Implantable forms of naltrexone are available through certain compounding pharmacies, and the National Institute of Drug Abuse has recently provided grants for human clinical trials. When trials are completed and full FDA approval is granted for widespread use, these pellets typically last three times longer than the injectable form, therefore increasing likelihood of success for other treatment and therapeutic actions.

A study published by the NIDA in 2017 found extended release naltrexone to be just as effective post-detox as Suboxone, yet without the patients still being physically dependent on opioids.

Lofexidine (brand name Lucemyra) is the only FDA-approved non-opioid medication specifically indicated to mitigate opioid withdrawal symptoms in adults. Approved in 2018, it is used to manage symptoms like vomiting, diarrhea, and muscle aches for up to 14 days. While not a treatment for opioid use disorder (OUD) itself, it can be part of a broader, long-term management plan.

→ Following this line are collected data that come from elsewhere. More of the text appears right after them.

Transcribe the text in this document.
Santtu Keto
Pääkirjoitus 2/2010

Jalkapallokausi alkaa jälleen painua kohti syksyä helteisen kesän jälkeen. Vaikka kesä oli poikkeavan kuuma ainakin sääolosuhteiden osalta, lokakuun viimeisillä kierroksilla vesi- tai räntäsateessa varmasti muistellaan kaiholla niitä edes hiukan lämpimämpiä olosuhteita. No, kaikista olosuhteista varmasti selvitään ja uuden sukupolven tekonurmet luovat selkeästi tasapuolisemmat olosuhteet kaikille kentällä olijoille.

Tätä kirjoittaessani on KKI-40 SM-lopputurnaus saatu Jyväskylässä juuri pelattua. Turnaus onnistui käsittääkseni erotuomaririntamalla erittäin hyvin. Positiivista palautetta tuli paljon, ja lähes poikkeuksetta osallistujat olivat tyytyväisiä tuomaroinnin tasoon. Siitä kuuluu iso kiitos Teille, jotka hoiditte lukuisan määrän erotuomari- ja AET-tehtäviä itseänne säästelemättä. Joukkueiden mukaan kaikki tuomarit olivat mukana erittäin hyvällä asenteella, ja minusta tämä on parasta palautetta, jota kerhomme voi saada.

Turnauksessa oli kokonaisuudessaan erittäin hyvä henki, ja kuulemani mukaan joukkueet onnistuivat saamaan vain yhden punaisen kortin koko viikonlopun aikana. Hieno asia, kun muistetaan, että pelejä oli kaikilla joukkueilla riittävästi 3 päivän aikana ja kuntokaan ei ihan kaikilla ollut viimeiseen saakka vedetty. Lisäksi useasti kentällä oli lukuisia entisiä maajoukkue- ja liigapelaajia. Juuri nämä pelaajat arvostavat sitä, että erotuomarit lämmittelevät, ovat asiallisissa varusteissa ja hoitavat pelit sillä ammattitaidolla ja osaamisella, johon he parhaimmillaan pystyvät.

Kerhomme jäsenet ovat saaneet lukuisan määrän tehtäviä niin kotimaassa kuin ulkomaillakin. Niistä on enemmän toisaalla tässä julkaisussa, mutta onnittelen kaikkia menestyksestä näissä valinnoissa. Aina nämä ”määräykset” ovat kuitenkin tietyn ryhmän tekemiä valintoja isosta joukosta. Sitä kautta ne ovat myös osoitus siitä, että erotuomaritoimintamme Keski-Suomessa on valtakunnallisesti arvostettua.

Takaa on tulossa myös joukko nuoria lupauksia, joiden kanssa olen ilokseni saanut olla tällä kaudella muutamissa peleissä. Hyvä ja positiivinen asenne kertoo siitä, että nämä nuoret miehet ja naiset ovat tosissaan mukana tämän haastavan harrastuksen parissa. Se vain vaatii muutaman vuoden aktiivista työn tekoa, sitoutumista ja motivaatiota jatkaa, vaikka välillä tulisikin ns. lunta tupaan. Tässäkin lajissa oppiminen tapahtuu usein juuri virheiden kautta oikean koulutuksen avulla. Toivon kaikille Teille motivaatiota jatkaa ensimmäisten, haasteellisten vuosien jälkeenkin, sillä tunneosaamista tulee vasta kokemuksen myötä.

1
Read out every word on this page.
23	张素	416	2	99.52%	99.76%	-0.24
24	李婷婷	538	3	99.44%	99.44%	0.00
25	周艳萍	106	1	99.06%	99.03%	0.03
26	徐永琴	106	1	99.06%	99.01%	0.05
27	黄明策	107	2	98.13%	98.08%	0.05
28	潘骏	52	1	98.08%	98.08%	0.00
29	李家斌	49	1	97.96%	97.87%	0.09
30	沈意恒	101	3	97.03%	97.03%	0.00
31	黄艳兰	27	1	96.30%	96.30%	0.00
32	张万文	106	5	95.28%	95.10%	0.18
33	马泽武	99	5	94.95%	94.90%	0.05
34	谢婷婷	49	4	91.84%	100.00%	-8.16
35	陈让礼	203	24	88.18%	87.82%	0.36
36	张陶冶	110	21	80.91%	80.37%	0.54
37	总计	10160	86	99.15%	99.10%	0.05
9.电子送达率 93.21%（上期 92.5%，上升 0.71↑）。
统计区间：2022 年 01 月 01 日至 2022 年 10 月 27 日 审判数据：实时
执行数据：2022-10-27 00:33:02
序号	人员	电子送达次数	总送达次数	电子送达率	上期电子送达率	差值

There are plenty of inpatient and outpatient detox services and protocols, including even some neurostimulation devices that have received FDA clearance for reducing the opioid withdrawal symptoms as well.

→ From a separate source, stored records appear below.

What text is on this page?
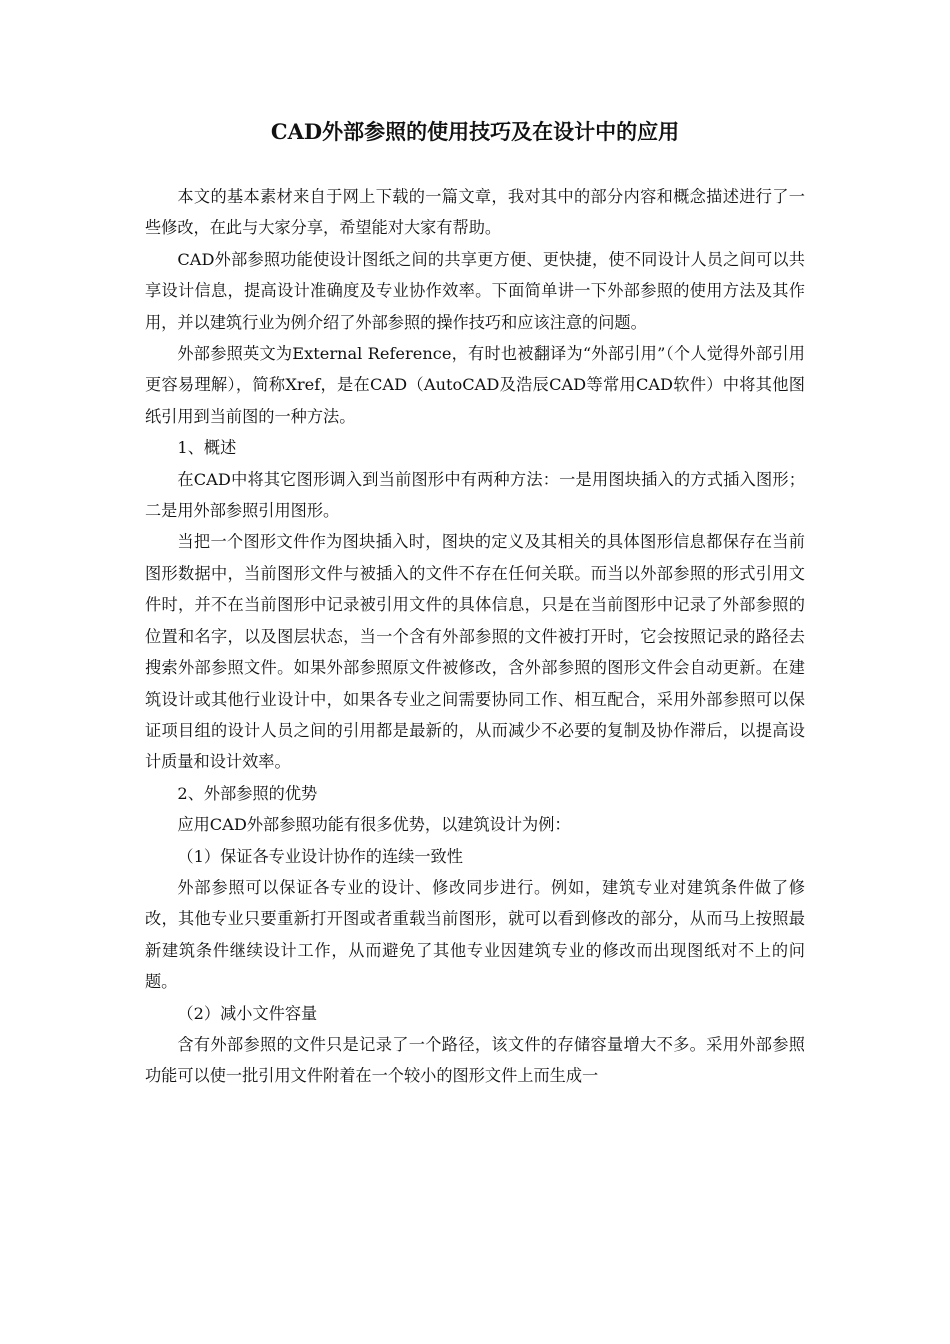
CAD外部参照的使用技巧及在设计中的应用

本文的基本素材来自于网上下载的一篇文章，我对其中的部分内容和概念描述进行了一些修改，在此与大家分享，希望能对大家有帮助。

CAD外部参照功能使设计图纸之间的共享更方便、更快捷，使不同设计人员之间可以共享设计信息，提高设计准确度及专业协作效率。下面简单讲一下外部参照的使用方法及其作用，并以建筑行业为例介绍了外部参照的操作技巧和应该注意的问题。

外部参照英文为External Reference，有时也被翻译为“外部引用”（个人觉得外部引用更容易理解），简称Xref，是在CAD（AutoCAD及浩辰CAD等常用CAD软件）中将其他图纸引用到当前图的一种方法。

1、概述

在CAD中将其它图形调入到当前图形中有两种方法：一是用图块插入的方式插入图形；二是用外部参照引用图形。

当把一个图形文件作为图块插入时，图块的定义及其相关的具体图形信息都保存在当前图形数据中，当前图形文件与被插入的文件不存在任何关联。而当以外部参照的形式引用文件时，并不在当前图形中记录被引用文件的具体信息，只是在当前图形中记录了外部参照的位置和名字，以及图层状态，当一个含有外部参照的文件被打开时，它会按照记录的路径去搜索外部参照文件。如果外部参照原文件被修改，含外部参照的图形文件会自动更新。在建筑设计或其他行业设计中，如果各专业之间需要协同工作、相互配合，采用外部参照可以保证项目组的设计人员之间的引用都是最新的，从而减少不必要的复制及协作滞后，以提高设计质量和设计效率。

2、外部参照的优势

应用CAD外部参照功能有很多优势，以建筑设计为例：

（1）保证各专业设计协作的连续一致性

外部参照可以保证各专业的设计、修改同步进行。例如，建筑专业对建筑条件做了修改，其他专业只要重新打开图或者重载当前图形，就可以看到修改的部分，从而马上按照最新建筑条件继续设计工作，从而避免了其他专业因建筑专业的修改而出现图纸对不上的问题。

（2）减小文件容量

含有外部参照的文件只是记录了一个路径，该文件的存储容量增大不多。采用外部参照功能可以使一批引用文件附着在一个较小的图形文件上而生成一
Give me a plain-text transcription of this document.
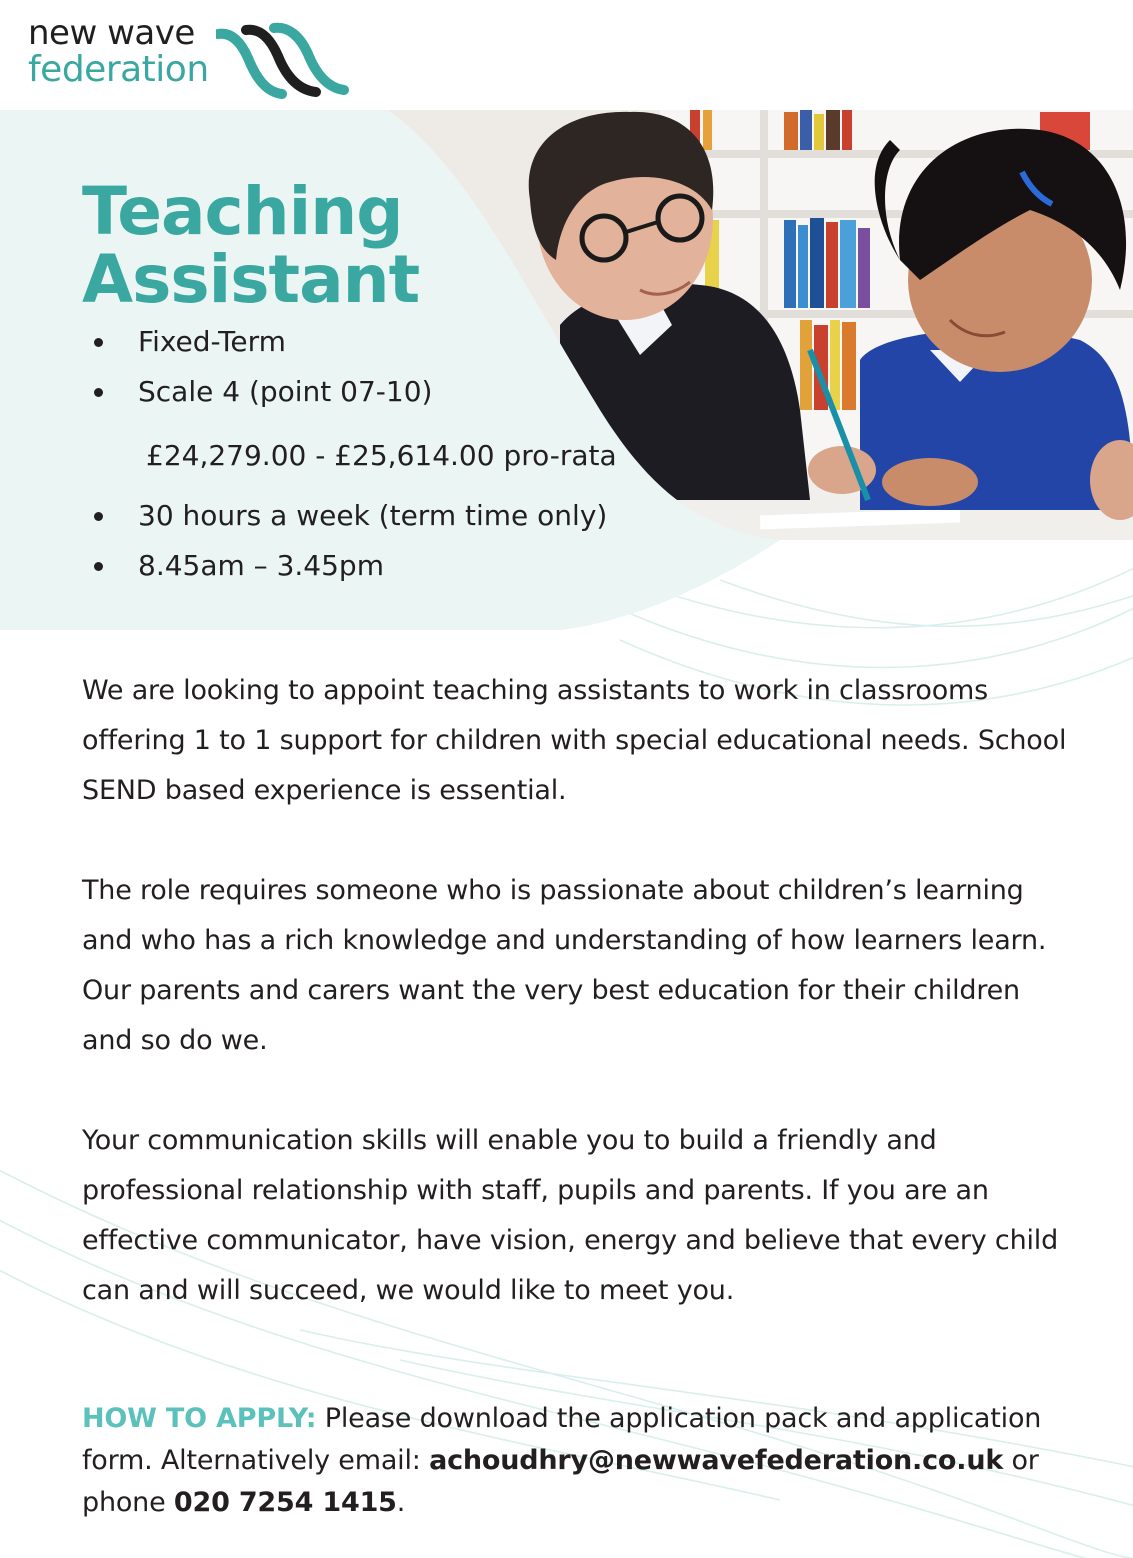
new wave
federation
Teaching
Assistant
Fixed-Term
Scale 4 (point 07-10)
£24,279.00 - £25,614.00 pro-rata
30 hours a week (term time only)
8.45am – 3.45pm

We are looking to appoint teaching assistants to work in classrooms offering 1 to 1 support for children with special educational needs. School SEND based experience is essential.

The role requires someone who is passionate about children’s learning and who has a rich knowledge and understanding of how learners learn. Our parents and carers want the very best education for their children and so do we.

Your communication skills will enable you to build a friendly and professional relationship with staff, pupils and parents. If you are an effective communicator, have vision, energy and believe that every child can and will succeed, we would like to meet you.

HOW TO APPLY: Please download the application pack and application form. Alternatively email: achoudhry@newwavefederation.co.uk or phone 020 7254 1415.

Getting people fully detoxed first and then onto some form of extended release naltrexone long enough for counseling, education, and supportive services to help produce lasting change. Medicaid rates for bundled OTP services are about $300 per patient per week (estimated at nearly $5 billion annually). Not only would costs decrease dramatically, but less people would stay on Medicaid and a higher percentage would be contributing more to society. And, more importantly, more effective treatment protocols would save more lives.